3. Recurso a que se dá provimento. (TJMG - Apelação Criminal 1.0707.14.018940-8/001, Relator (a): Des.(a) Beatriz Pinheiro Caires , 2ª CÂMARA CRIMINAL, julgamento em 11/05/2017, publicação da sumula em 22/ 05/ 2017)

[...] - Deve ser declarada a nulidade do feito se, embora possuísse o réu advogado constituído, o magistrado abriu vista à Defensoria Pública para fins do art. 422 do CPP, uma vez que o direito de o réu escolher seu defensor se revela como desdobramento lógico da garantia constitucional da ampla defesa que, uma vez violada importa em nulidade absoluta. (TJMG - Apelação Criminal 1.0024.14.222340-3/001, Relator (a): Des.(a) Matheus Chaves Jardim , 2ª CÂMARA CRIMINAL, julgamento em 30/05/2019, publicação da sumula em 07/ 06/ 2019)

E no presente caso se observa ainda que o rito previsto no artigo 55 da Lei nº 11.343/06 não foi devidamente observado, vez que a denúncia foi oferecida e recebida antes mesmo da apresentação da defesa prévia, sequer havendo ratificação do recebimento da exordial acusatória ou tentativa de citação do réu, no termos do artigo 56 da referida legislação.

De todo modo, cabia ao magistrado, no exercício de seu poder de direção do processo, zelar pela rigorosa observância das formas legais e, assim não procedendo, impõe-se à Instância Revisora a correção, sob pena de se ferir garantias processuais constitucionais.

Portanto, há que se reconhecer a nulidade processual desde o primeiro momento de inércia da atuação da defesa técnica, qual seja a intimação para a apresentação da defesa prévia, sendo inviável a preservação dos atos processuais realizados posteriormente ao oferecimento da denúncia, em atenção às disposições do § 1º do artigo 573 do Código de Processo Penal.

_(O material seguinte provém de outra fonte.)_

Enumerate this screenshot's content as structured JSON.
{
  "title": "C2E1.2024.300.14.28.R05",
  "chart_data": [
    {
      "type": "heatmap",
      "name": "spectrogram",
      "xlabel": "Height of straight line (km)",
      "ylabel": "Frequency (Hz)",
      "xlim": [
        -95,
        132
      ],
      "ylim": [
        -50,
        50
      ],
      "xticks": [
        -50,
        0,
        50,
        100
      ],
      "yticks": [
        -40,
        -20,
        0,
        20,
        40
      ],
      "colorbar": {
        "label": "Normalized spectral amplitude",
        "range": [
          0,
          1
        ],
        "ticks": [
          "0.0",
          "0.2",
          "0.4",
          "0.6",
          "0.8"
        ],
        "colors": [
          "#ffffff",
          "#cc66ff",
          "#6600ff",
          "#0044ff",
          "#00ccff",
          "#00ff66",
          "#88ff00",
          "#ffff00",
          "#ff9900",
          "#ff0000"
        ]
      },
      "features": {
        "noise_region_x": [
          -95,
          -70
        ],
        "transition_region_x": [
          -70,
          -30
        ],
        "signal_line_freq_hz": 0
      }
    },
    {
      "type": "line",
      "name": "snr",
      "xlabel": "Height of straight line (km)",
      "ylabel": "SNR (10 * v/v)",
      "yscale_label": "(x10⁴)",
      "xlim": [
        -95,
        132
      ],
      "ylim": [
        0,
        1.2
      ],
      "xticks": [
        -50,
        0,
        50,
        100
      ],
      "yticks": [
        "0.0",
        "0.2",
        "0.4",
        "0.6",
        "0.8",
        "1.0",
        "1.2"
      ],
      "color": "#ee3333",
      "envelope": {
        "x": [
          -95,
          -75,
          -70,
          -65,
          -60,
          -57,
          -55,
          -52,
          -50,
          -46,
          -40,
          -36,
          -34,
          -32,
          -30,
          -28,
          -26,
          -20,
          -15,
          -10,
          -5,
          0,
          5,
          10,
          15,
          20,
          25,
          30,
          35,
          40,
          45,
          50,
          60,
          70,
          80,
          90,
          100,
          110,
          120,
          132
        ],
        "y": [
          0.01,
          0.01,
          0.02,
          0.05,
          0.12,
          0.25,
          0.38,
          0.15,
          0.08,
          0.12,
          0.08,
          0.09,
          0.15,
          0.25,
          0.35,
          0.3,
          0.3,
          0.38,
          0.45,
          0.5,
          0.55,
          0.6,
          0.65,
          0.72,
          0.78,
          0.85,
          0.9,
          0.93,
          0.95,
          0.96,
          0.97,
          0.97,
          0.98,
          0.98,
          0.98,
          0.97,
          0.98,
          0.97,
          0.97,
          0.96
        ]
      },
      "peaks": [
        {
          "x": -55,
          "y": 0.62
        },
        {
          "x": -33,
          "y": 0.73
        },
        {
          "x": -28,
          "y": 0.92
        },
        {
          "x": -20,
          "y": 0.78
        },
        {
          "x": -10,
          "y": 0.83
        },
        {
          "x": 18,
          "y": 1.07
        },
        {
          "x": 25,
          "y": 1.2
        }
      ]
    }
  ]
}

Assim, deve ser oportunizado ao acusado a constituição de novo defensor particular para a apresentação da defesa prévia, com a renovação de todos os atos seguintes, inclusive o eventual recebimento da denúncia, tudo com a devida observância da ampla defesa e do rito previsto no artigo 55 da Lei nº 11.343/06. E apenas na inércia do acusado ou por seu pedido, que seja nomeado defensor dativo ou remetido os autos à Defensoria Pública.



Prisão preventiva



No presente caso foi concedido ao réu o direito de recorrer em liberdade (f. 66v), descabendo-se, portanto, a avaliação acerca da adequação da prisão preventiva.



CONCLUSÃO



Ante o exposto, em preliminar de ofício declaro a nulidade do feito desde o primeiro momento de inércia da atuação do advogado constituído, determinando que se proceda à intimação do acusado para que constitua novo defensor particular para a apresentação da defesa prévia, com a renovação de todos os atos seguintes, inclusive o eventual recebimento da denúncia. Consequentemente, resta prejudicada a análise das demais teses de mérito recursal.

Sem custas.

É como voto.



DESA. BEATRIZ PINHEIRO CAIRES (REVISORA) - De acordo com o (a) Relator (a).

DES. NELSON MISSIAS DE MORAIS - De acordo com o (a) Relator (a).



SÚMULA:"EM PRELIMINAR DE OFÍCIO, ANULARAM O PROCESSO DESDE A INTIMAÇÃO PARA APRESENTAÇÃO DA DEFESA PRÉVIA."